In a 6-3 decision today, the Supreme Court issued another landmark ruling and decided that the Environmental Protection Agency (EPA) does not have absolute authority to set rules on carbon emissions from existing power plants.
At issue in West Virginia v. Environmental Protection Agency was whether an unelected bureaucracy, the EPA, has the power to issue business-killing de-carbonizing regulations at its whim. The Court ruled today that the EPA overstepped its granted authority when it issued its “Clean Power Plan.”
In the majority opinion, Chief Justice John Roberts declared that in “certain extraordinary cases, both separation of powers principles and a practical understanding of legislative intent make us ‘reluctant to read into ambiguous statutory text’ the delegation claimed to be lurking there. Utility Air, 573 U. S., at 324. To convince us otherwise, something more than a merely plausible textual basis for the agency action is necessary. The agency instead must point to ‘clear congressional authorization’ for the power it claims.”
In her dissent, Justice Elena Kagan mourned the loss of the EPA’s authority: “Today, the Court strips the Environmental Protection Agency (EPA) of the power Congress gave it to respond to ‘the most pressing environmental challenge of our time.’ … It deprives EPA of the power needed—and the power granted—to curb the emission of greenhouse gases.”

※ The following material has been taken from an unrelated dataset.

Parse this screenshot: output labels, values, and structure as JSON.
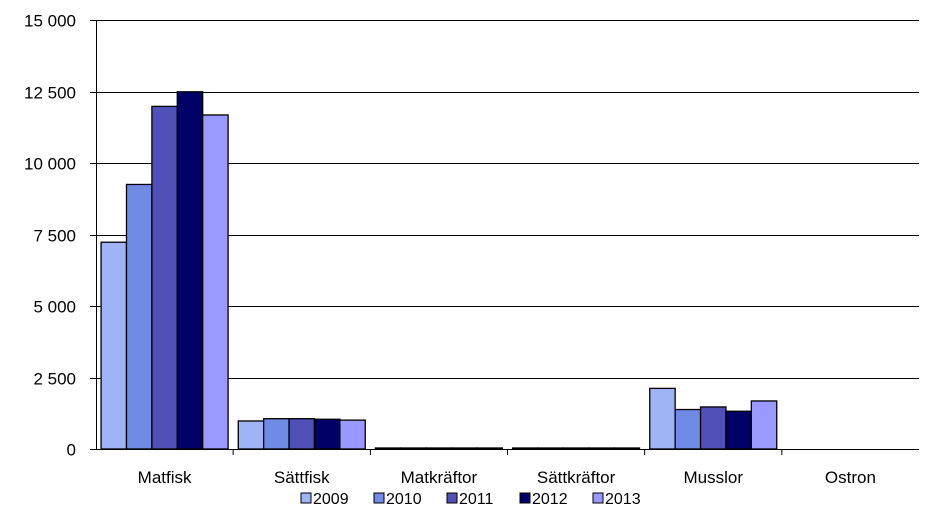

The states of Alabama, Alaska, Arkansas, Georgia, Indiana, Kansas, Louisiana, Missouri, Montana, Nebraska, Ohio, Oklahoma, South Carolina, South Dakota, Texas, Utah, and Wyoming joined West Virginia in insisting that the EPA had overstepped its authority “by mandating standards impossible for coal and natural gas power plants to meet without limiting operations, shutting down, or subsidizing investment in alternate electricity generation that EPA preferred.”
The Biden administration has been expected, through the EPA, to issue sweeping “climate friendly” power plant rules as early as this summer that would seek to make the entire U.S. power grid run on so-called “clean energy” by 2035.
Should an alphabet agency like the EPA have the power to throw millions out of work to complete its vision of a “clean” power grid? The Supreme Court didn’t think so — and previous opinions made by this court should have been an omen that the Court negatively viewed Congress delegating authority to the federal bureaucracy.
When overturning the eviction moratorium issued in August of 2021 by the Centers for Disease Control and Prevention (CDC), the Court stated, “We expect Congress to speak clearly when authorizing an agency to exercise powers of vast economic and political significance.”
The decision obviously deals a large blow to the Biden administration’s climate change agenda, as it will not allow the EPA to simply create and enforce emissions regulations at its whim. But the decision could also have a wide-ranging effect on the ability of other alphabet agencies in the federal bureaucracy to create and enforce regulations that essentially have the power of law.
Climate realists lauded the decision: “The Supreme Court today brought to an end 24 years of scheming by the EPA to invent its own authority to regulate greenhouse gas emissions from coal plants. In our system of government, Congress makes the laws and the Executive branch implements it. But starting in the Clinton administration and culminating in the Obama administration, the EPA tried to circumvent Congress and become a lawmaking body itself,” wrote climate contrarian Steve Milloy.
“Today, SCOTUS re-established that government agencies are not lawmakers,” he added.
Climate hysterics, on the other hand, were inconsolable in grief.
“There may be no decision in recent memory that will do more to cripple the federal government’s ability to protect the health and safety of every American than the Supreme Court’s decision in West Virginia vs EPA, which represents judicial malpractice,” wrote New York Congressman Ritchie Torres. “The impact of this decision will extend far beyond the EPA, radically reducing the whole of modern government to a shell of its former self.”
Fingers crossed.
In a Supreme Court term that has already overturned the terrible Roe v. Wade decision, it’s incredible to think that the same Court’s decision in West Virginia v. EPA might have even more impact on the country as a whole. While overturning Roe will, hopefully, save a lot of babies, the opinion in West Virginia v. EPA could potentially be the starting point for taking back our government from the federal bureaucracy.